C’est le quartier Providencia, à Santiago du Chili, qui donne le cadre et le titre à la série photographique de Daniel Reuter. En résonance avec ses recherches sur l’identité et la mémoire, l’artiste prend appui sur l’histoire des habitants qu’il traduit en portraits, avec, dans leurs récits, l’incidence de la topographie, des détails architecturaux, des arbres, des feuillages, des clôtures…

Dans la chapelle de la Charité, les grands formats de Providencia sont présentés dans un cube hexagonal transparent, donc, installation toute… sculpturale.


Dans son projet ERRE, Lisa Kohl conjugue création artistique et réalité sociale; ses oeuvres «parlent de la fuite, d’exil, du non-lieu de vie ou de survie. Avec audace, elle réussit à lier le réel à la poésie».
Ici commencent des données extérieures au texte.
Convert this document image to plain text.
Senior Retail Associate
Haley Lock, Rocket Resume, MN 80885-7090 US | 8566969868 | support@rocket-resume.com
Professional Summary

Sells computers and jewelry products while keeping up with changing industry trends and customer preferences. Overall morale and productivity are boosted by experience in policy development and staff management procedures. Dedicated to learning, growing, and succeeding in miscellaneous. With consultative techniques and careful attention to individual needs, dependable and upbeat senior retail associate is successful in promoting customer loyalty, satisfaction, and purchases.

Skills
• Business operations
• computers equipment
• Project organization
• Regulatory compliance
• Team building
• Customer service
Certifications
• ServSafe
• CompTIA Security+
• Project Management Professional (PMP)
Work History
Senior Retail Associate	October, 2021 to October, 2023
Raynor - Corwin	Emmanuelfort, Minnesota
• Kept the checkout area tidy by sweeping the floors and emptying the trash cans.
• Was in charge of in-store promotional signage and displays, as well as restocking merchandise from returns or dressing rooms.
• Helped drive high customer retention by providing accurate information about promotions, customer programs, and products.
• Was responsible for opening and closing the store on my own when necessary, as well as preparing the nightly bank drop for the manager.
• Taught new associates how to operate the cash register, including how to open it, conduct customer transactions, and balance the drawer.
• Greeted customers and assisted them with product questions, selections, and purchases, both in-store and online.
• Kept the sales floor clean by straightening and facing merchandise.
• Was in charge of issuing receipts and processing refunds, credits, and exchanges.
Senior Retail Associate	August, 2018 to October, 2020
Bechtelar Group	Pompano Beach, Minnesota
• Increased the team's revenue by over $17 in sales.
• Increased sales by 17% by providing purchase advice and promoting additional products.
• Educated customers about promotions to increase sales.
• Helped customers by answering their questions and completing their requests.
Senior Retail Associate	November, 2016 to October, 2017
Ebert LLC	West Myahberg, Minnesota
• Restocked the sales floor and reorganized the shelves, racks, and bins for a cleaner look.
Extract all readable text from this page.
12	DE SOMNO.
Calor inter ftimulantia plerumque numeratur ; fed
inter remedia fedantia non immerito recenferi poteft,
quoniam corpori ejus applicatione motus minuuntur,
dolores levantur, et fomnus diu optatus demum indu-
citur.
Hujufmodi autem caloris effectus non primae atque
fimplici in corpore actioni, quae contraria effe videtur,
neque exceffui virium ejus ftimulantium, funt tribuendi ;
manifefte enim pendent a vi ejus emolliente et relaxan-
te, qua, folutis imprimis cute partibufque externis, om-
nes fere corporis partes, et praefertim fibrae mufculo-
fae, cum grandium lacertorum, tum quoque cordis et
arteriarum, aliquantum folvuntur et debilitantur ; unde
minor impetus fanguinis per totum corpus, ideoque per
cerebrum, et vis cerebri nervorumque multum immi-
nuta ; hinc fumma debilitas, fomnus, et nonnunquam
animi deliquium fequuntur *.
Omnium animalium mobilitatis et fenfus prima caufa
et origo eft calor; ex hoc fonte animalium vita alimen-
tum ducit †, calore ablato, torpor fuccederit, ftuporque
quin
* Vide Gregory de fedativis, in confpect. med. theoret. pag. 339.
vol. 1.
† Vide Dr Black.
Photo: Daniel Reuter Providencia, chapelle de la Charité, Arles © Romain Girtgen, CNA


Infos: Chapelle de la Charité, 9 boulevard des Lices, Arles: vernissage le 8 juillet, à 19.00h. www.letzarles.lu

Notez, à la Libraire du Palais, 10 rue du Plan de la Cour, présentation-signature de l’ouvrage Providencia le 7/07, à 17.00h, idem pour ERRE le 08/07, à 14.00h.

Ecart non périlleux jusqu’à Avignon.



Forte présence de la scène luxembourgeoise dans le festival «Off» – qui bat son plein du 7 au 31 juillet – avec trois créations, à savoir: Sales Gosses de Fabio Godinho, à ne pas rater du 7 au 26 juillet (relâche les mardis), à 12h45, à La Caserne (prod.: Théâtre du Centaure, photo ci-dessus), The Passion of Andrea 2, chorégraphie de Simone Mousset (Simone Mousset Projects), jouée aux Hivernales du 10 au 20 juillet, The Hidden Garden, chorégraphie de Jill Crovisier (JC movement production), à voir au Théâtre Golovine du 7 au 29 juillet. Trois créations, dis-je, mais aussi quatre coproductions: trois coproductions du Escher Theater (Billy la nuit, du 9 au 27 juillet à la Maison du théâtre pour enfants, Histoire de la violence de Laurent Hatat, du 6 au 25 juillet à La Manufacture, Facéties du 10 au 20 juillet aux Hivernales) et une du Kinneksbond (Rabudôru, poupée d’amour, du 7 au 30 juillet au Théâtre des Halles).


Notez qu’une journée professionnelle Grand Est/Luxembourg se déroulera le mardi 13 juillet à La Caserne, où les responsables d’Esch 2022 seront invités à présenter leur capitale européenne de la Culture.


Pour ce qui est du «In», le programme officiel, il a déjà ouvert le rideau, avec, actuellement dans la Cour d’honneur du Palais des papes, La Cerisaie de Tchekhov dans une mise en scène de 2h30 de Tiago Rodrigues (et Isabelle Huppert dans le rôle titre).